Quand on pense au Grand Ouest dans le cinéma américain, on a souvent en tête le Far West, la ruée vers l’or, les cowboys et les indiens. The Power of The Dog nous plonge un peu plus tard, dans une époque moins traitée au cinéma, les années 1920. Le décorum et les codes emblématiques sont toujours là, mais il y a en sus les automobiles, une certaine industrialisation en marche… Dans ce décor bientôt en mutation, le ranch des Burbank est prospère, tenu de mains de maîtres par deux frères que tout oppose. Imagés en pièce de monnaie, Phil serait le côté pile et George le côté face. Le premier est le pur fermier par excellence, homme de la terre et cowboy rustre qui aime être au milieu de ses chevaux et de ses hommes. Le second est plus dans la gestion, plus maniéré, bien costumé et propre sur lui. D’emblée, en quelques scènes et quelques dialogues, Jane Campion pose les bases d’un antagonisme qui va accompagner toute l’histoire et ses à-côtés. Du moins c’est ce que l’on croit. Car si la réalisatrice semble dessiner une revisite du mythe d’Abel et Cain, elle va finir par perdre de vue ce fil narratif au fur et à mesure qu’elle en incorpore d’autres à son histoire. Une femme qui vient s’insérer entre le duo, son fils chétif qui va ébranler certaines destinées, le poids d’une ancienne amitié qui pèse… Et The Power of The Dog de se perdre dans son tourbillon en traitant de beaucoup de choses sans vraiment en creuser aucune jusqu’au bout.
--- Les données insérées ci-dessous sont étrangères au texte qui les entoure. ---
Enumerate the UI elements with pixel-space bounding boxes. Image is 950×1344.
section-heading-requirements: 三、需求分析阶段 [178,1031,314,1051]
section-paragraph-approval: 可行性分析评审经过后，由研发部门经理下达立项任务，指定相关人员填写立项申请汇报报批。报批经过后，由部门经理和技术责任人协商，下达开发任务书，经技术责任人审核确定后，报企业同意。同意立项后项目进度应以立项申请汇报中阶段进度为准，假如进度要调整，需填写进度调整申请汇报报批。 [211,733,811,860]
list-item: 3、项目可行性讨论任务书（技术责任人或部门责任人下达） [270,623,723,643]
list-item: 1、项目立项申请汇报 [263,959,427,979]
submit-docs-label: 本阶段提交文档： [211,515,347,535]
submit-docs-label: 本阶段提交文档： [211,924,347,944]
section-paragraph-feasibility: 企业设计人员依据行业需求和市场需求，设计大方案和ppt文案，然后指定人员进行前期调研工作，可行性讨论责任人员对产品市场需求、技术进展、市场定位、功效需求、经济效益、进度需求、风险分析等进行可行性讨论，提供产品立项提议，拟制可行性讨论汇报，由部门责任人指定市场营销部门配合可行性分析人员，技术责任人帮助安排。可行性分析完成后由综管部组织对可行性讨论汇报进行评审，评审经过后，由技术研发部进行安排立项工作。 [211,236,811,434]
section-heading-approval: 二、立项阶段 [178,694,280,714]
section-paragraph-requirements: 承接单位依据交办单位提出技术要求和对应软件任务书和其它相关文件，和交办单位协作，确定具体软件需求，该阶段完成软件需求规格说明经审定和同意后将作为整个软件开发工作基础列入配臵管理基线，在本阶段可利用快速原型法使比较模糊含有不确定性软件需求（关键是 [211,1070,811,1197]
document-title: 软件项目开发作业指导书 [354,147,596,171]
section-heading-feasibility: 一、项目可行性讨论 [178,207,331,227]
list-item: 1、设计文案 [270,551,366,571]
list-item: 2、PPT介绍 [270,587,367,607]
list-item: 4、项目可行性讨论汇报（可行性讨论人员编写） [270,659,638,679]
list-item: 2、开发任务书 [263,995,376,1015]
Avec ce 8eme long-métrage, Jane Campion fait l’énième démonstration de tout son sens d’un superbe classicisme subjuguant. Difficile de résister à l’indéniable beauté qui habite les images de ce Power of The Dog, somptueuse fresque intimiste et psychologique dont chaque pas s’incarne dans les émotions qui tentent de dicter son parcours. Mais au fond, une petite ritournelle trotte dans la tête. Oui, le film est très beau. Belles images, belle photographie, belle musique, beaux décors… Mais est-ce vraiment suffisant pour en valider la qualité ? Une chose est sûre, sa prétendue densité repose sur des bases assez mouvantes et l’édifice paraît dès lors bien fragile, comme une luxueuse demeure construite sur un terrain meuble. On a la sensation qu’il s’en dégage puissance et pouvoir d’attraction mais finalement, à plat, le film semble bien plus creux et bancal qu’il n’y paraît. Car systématiquement, Jane Campion s’aventure sur des pistes intéressantes qu’elle finit par délaisser pour passer à une autre. On en vient à s’interroger sur ce que raconte vraiment The Power of The Dog et surtout sur la manière (ô combien maladroite) dont il le raconte. Il en subsiste des regrets, notamment de voir s’esquisser une tragédie intense mais qui trop souvent reste au stade de l’esquisse tant Campion gère mal les destinées et les embouts de ses multiples trames, si bien qu’elles ont du mal à s’emboîter correctement.